How the conversation starts
- 30 minutes initial conversation, free of charge, by video or phone.
- What we clarify: current MFA state, existing Conditional Access policies (or absence thereof), license inventory, device landscape (predominantly company notebooks or a mix), current pressure (insurer, NIS-2, incident).
- Optionally useful in advance: a screenshot of the license overview from the Microsoft 365 Admin Center, rough headcount, information on whether Intune is already in use.
Frequently asked questions
Do we need Microsoft E5 to introduce Zero Trust? No. Business Premium or E3 are enough for a solid baseline — MFA, Conditional Access, Intune and Defender for Endpoint are included there. E5 brings additional features like risk-based authentication and Defender for Identity, which make sense in larger environments. In the Mittelstand, Business Premium is sufficient for most scenarios.

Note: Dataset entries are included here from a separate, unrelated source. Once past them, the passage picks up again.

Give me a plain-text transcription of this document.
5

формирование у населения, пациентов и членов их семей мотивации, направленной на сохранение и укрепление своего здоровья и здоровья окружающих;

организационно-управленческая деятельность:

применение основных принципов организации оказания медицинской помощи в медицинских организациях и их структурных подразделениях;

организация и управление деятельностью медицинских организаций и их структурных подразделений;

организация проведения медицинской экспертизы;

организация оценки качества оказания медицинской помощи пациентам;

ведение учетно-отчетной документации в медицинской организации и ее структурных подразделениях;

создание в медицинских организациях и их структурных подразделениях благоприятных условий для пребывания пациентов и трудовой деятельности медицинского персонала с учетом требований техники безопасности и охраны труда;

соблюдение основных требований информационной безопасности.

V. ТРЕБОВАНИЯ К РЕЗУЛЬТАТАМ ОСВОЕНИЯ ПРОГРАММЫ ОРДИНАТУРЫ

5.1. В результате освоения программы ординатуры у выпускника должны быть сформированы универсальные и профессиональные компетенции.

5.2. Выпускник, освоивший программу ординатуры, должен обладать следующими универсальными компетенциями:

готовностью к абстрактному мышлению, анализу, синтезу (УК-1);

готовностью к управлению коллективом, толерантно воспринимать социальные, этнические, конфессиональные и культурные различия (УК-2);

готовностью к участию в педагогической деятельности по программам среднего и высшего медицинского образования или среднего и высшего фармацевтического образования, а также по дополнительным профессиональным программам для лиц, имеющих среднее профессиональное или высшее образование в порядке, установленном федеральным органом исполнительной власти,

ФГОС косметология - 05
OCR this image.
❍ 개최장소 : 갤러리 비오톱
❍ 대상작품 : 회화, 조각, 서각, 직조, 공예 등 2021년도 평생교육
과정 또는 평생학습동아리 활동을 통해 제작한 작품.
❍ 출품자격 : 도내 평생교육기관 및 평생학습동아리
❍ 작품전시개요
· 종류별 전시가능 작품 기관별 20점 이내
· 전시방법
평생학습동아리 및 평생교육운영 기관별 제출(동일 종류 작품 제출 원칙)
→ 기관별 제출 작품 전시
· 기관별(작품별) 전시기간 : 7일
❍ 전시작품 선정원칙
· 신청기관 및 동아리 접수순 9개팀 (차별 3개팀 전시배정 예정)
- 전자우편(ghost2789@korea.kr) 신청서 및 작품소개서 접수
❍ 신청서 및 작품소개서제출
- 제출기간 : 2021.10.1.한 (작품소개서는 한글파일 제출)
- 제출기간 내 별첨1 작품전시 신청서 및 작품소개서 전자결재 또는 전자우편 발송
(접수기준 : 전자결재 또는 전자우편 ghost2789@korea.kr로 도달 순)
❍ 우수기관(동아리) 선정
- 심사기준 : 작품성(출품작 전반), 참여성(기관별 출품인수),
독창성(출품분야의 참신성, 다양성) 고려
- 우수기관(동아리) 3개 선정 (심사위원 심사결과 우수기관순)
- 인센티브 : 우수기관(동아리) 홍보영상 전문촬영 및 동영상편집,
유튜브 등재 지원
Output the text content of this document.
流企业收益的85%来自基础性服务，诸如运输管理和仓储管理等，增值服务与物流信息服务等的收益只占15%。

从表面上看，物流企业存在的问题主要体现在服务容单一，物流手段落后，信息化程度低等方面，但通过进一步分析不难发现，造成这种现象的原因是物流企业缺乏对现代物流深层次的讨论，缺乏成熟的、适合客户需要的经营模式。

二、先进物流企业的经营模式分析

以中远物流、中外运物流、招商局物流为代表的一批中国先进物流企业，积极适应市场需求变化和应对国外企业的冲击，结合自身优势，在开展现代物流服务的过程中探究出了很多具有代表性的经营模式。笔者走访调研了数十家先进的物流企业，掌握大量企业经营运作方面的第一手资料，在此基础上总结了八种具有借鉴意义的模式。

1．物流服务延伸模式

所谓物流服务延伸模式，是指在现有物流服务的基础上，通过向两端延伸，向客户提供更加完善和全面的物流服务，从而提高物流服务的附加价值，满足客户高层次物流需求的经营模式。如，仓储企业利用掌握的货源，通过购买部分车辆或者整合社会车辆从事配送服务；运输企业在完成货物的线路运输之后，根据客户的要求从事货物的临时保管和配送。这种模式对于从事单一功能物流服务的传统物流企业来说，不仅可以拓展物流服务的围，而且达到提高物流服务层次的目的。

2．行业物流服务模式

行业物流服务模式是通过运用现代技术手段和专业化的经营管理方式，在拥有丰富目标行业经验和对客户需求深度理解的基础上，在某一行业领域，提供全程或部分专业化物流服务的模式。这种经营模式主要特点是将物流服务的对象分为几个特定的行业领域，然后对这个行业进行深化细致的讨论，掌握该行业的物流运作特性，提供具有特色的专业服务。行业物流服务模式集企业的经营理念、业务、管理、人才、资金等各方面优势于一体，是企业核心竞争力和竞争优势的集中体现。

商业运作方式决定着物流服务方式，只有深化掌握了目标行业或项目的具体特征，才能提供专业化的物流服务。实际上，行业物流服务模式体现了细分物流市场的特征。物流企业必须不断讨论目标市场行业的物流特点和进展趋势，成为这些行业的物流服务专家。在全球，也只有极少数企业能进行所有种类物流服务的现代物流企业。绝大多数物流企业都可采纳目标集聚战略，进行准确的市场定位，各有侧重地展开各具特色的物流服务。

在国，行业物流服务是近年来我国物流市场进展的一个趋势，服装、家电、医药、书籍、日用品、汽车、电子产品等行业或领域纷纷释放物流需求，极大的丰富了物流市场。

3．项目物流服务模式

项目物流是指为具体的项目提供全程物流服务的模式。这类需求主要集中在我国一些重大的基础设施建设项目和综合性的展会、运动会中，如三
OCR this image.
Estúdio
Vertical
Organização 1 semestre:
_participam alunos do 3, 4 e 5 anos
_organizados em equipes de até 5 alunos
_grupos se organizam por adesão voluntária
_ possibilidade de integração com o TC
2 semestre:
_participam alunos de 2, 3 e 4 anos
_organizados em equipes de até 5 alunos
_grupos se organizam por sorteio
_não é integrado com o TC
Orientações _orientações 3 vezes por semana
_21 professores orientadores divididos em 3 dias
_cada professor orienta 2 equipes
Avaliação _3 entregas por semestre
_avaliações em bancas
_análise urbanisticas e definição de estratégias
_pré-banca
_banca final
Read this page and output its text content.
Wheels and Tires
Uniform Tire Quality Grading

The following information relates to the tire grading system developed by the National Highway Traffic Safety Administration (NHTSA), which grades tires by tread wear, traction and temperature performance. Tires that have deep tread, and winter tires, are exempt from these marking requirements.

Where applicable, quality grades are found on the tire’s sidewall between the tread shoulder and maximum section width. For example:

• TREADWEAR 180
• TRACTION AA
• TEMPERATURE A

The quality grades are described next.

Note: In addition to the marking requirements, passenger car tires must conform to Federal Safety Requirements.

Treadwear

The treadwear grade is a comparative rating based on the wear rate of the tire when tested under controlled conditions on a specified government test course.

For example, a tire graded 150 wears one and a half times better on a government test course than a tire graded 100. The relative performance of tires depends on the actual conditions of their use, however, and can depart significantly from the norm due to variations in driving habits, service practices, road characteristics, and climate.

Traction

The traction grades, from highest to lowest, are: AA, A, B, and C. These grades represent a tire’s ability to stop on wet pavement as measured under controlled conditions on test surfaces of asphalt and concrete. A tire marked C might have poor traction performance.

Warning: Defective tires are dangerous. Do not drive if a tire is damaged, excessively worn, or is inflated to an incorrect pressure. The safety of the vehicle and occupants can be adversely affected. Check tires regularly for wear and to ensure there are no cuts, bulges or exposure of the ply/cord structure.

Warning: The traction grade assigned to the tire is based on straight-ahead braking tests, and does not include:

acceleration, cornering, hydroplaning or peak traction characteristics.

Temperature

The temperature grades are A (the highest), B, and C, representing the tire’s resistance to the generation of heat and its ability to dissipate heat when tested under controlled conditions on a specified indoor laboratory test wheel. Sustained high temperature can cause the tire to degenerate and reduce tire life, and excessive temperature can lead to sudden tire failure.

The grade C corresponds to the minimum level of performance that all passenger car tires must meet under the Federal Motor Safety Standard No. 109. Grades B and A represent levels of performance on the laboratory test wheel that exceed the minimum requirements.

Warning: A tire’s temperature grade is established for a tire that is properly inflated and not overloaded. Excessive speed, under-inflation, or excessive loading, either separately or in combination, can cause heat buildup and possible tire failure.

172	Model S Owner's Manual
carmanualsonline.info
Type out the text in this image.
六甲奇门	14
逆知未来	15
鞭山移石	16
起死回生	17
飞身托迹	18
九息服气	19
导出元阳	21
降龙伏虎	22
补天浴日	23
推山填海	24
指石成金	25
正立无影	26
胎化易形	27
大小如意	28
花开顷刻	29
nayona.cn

How long does the baseline introduction take? Realistically 3 to 6 months from identity inventory to a stable Conditional Access configuration with device compliance, depending on size and starting state. That’s not a three-week project — and it shouldn’t be, if the workforce is to be able to keep working at the end.
Will our employees accept it? If the communication runs well and management visibly comes along: yes. Conditional Access is hardly noticeable in daily work for most users — they sign in once in the morning with MFA, then it runs. It only becomes noticeable in special cases (access from an unknown device, travel outside DACH), and exactly there it should be noticeable.
What if we need emergency access and MFA doesn’t work? That’s what the break-glass account is for — a deliberately exempted emergency account with a very long password that sits in a safe. Nobody uses it in daily work, but it exists for the day on which the MFA provider, the internet or Conditional Access itself causes problems. Setting up the break-glass account is mandatory, not a nice-to-have.